I gave out the bread to the children first – after all, they had worked so hard to get it ready. When I got to the little blond boy, he took his bread right away. Apparently he was hungry after all. When a chalicist brought the cup, he took some of that, too. We might have called it “blood,” and he for certain wasn’t going to drink any of that, but this wine in the cup? Well, that was all right.

Then we communed the “big kids,” some of whose children came back with them.

“Do you want seconds?” I asked the returnees. One girl, not the 5-year-old with the incredible vocabulary and understanding, took me up on the offer. The blond boy did not.

And then we sang some more hymns, and cleaned up the table, and said some more prayers, and we were done.

Did we celebrate the Eucharist the way they taught me at seminary? No. Was it the most orthodox way to celebrate? Again, no. And I know there probably will be some who object to allowing the children to participate in this way, and others who will say that I wasn’t solemn enough and that I shouldn’t have talked with the children or my friend the rector during the prayers, but really, that’s OK with me.

Because we had a holy time together, and there was much of God present, and that is something I definitely learned in seminary, and for which I have striven all the years I have been a priest.

And now I go back to Sudan again, where we do not commune the children and where there will be no side comments, no objections to drinking “blood!”, no explanations from 5-year-olds carefully explaining that the “blood” is a “rep-re-sen-ta-tion” and I will miss having little children crowding around me and lifting their hands to praise God and crossing their wrists to bless bread and wine with me, and I will regret not having them present.

But I will not forget what happened last Sunday.
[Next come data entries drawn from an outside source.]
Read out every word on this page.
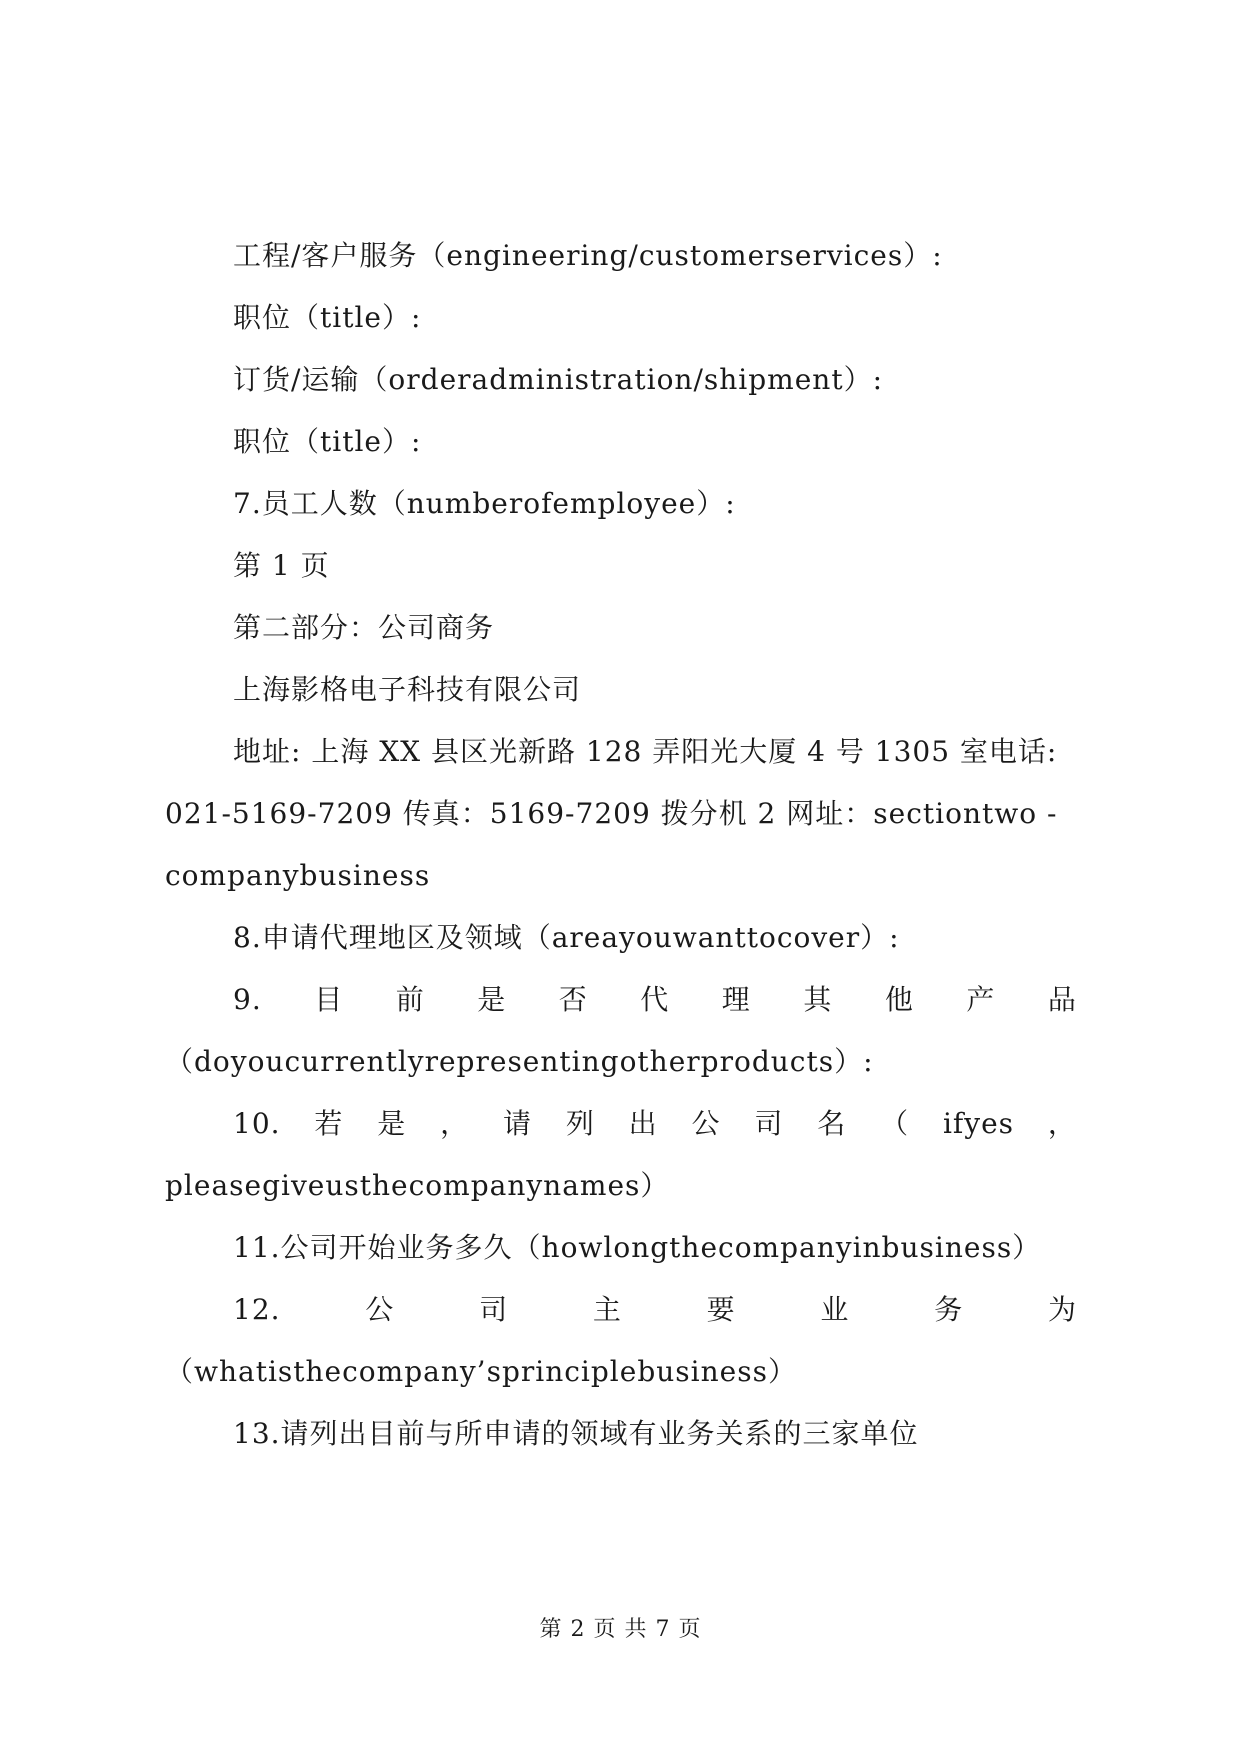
工程/客户服务（engineering/customerservices）:

职位（title）:

订货/运输（orderadministration/shipment）:

职位（title）:

7.员工人数（numberofemployee）:

第 1 页

第二部分：公司商务

上海影格电子科技有限公司

地址: 上海 XX 县区光新路 128 弄阳光大厦 4 号 1305 室电话:

021-5169-7209 传真：5169-7209 拨分机 2 网址：sectiontwo -

companybusiness

8.申请代理地区及领域（areayouwanttocover）:

9. 目 前 是 否 代 理 其 他 产 品

（doyoucurrentlyrepresentingotherproducts）:

10. 若 是 ， 请 列 出 公 司 名 （ ifyes ，

pleasegiveusthecompanynames）

11.公司开始业务多久（howlongthecompanyinbusiness）

12.	公	司	主	要	业	务	为

（whatisthecompany’sprinciplebusiness）

13.请列出目前与所申请的领域有业务关系的三家单位

第 2 页 共 7 页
I will not forget that a friend called and said, “Wanna come celebrate?” and then let me truly do just that, with 30 little children in the center of a parish hall.

The Rev. Lauren R. Stanley is an Appointed Missionary of the Episcopal Church serving in the Diocese of Renk, Sudan. She is a lecturer at the Renk Theological College, teaching Theology, Liturgy, Biblical Greek and English, and serves as chaplain for the students.